In terms of more action-filled movies, I didn’t see much I would recommend. In fact I saw some real stinkers and most of the rest disappointed me in one way or another. Since Steffi’d never seen any Guy Ritchie, we tried out RockNRolla and were frankly bored to tears by the end of it. It just doesn’t hold a candle to Lock Stock and Snatch. I also got a chance to watch Iron Sky and was honestly underwhelmed by the film. The idea in and of itself wasn’t bad, but it ended up falling flat even as a farce in my eyes, with very few laughs to be had. But taking the biscuit for worst film was far and away Catch .44. I’m still at a loss to explain how Forest Whittaker would take up a role for that script – although he gave a very good performance having said that! But otherwise the film had absolutely no redeeming features. It was like someone watched an early Tarrantino and thought it would be easy to copy. Inane storyline, terrible dialogue, pointless characters; it mostly came down to a bunch of criminals pointing guns at one another and using the eff word repeatedly. Yay.

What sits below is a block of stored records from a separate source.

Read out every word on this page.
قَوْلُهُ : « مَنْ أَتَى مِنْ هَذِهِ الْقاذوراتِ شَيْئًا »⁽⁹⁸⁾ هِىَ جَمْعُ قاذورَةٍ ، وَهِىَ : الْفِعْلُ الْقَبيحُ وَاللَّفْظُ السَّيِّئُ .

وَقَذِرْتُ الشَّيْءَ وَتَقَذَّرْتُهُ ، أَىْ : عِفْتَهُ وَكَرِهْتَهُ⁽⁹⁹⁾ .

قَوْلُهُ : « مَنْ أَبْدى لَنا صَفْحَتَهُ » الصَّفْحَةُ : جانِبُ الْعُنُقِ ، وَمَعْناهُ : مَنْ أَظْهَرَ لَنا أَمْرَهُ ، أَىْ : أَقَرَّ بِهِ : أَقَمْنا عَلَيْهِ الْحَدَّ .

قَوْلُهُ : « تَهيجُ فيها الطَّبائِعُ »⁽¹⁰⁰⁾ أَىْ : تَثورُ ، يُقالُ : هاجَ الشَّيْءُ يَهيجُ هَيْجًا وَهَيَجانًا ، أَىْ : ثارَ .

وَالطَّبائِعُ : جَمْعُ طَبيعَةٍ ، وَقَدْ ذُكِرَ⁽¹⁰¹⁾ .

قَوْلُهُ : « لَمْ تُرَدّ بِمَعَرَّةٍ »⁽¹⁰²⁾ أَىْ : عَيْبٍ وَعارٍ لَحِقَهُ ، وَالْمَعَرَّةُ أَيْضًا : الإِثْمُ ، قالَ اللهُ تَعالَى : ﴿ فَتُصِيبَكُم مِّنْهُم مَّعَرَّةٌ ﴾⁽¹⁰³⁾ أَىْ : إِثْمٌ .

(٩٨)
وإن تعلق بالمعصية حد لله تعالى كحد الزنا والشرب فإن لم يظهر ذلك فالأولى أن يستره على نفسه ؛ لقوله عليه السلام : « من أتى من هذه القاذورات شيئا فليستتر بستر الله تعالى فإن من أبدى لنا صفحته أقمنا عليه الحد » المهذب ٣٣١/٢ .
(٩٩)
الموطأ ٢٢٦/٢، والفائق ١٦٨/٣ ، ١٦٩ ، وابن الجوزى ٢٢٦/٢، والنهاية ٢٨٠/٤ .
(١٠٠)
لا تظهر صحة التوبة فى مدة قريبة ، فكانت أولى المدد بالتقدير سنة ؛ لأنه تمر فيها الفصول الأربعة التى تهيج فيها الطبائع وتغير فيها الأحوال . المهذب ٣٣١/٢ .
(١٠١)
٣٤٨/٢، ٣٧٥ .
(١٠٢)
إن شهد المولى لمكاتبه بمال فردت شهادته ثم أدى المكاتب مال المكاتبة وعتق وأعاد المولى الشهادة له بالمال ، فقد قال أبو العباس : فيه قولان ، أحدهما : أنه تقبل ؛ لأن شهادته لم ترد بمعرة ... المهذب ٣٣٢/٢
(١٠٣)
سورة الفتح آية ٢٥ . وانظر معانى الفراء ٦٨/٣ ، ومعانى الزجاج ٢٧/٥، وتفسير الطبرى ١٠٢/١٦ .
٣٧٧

As said, I managed to hit the cinema for the latest Star Wars instalment, and the Star Trek before that. Star Trek was a reasonable popcorn flick, but I was really disappointed with the story. It felt like the entire film was just an excuse to string together a few action sequences. Major kudos to Karl Urban though, his McCoy is almost as good as the real thing. Rogue One wasn’t quite as bad, probably better than Episode VII (which I watched again beforehand and thought even less about the second time round). There were a few decisions I felt were pretty stupid in terms of the overarching story, a fair number of cheesy crowdpleasers for the fans, but otherwise it was alright. Might write a post on that later if I can be bothered.

My surprise ‘hit’ of the year (despite it being a decade old) was probably Doom. I spotted it on Netflix and since I couldn’t find anything better, thought what the hell. I can honestly say I had zero expectations for this film, and it fulfilled all of them! The first hour or so they make up some fairly standard storyline about genetic manipulation, ancient alien civilisations and zombies. Then they just give up and admit they were only having a laugh, converting the film into a first-person shooter for the last quarter of an hour. Brilliant!

A Year in Books

I managed to trump this year’s target with over 11,000 pages read. A few highlights include: The Blind Watchmaker by Richard Dawkins, a classic exposition of evolution theory; The Woman Who Walked Into Doors by Roddy Doyle, a novel about domestic violence; Regeneration by Pat Barker, a brilliant story about the Great War poets, particularly Siegfried Sassoon; and The Martian, the self-published novel by Andy Weir that got turned into a Hollywood film. The story might be mundane, like Robinson Crusoe on Mars, but it’s definitely worth the read just for the amount of loving detail that went into writing it.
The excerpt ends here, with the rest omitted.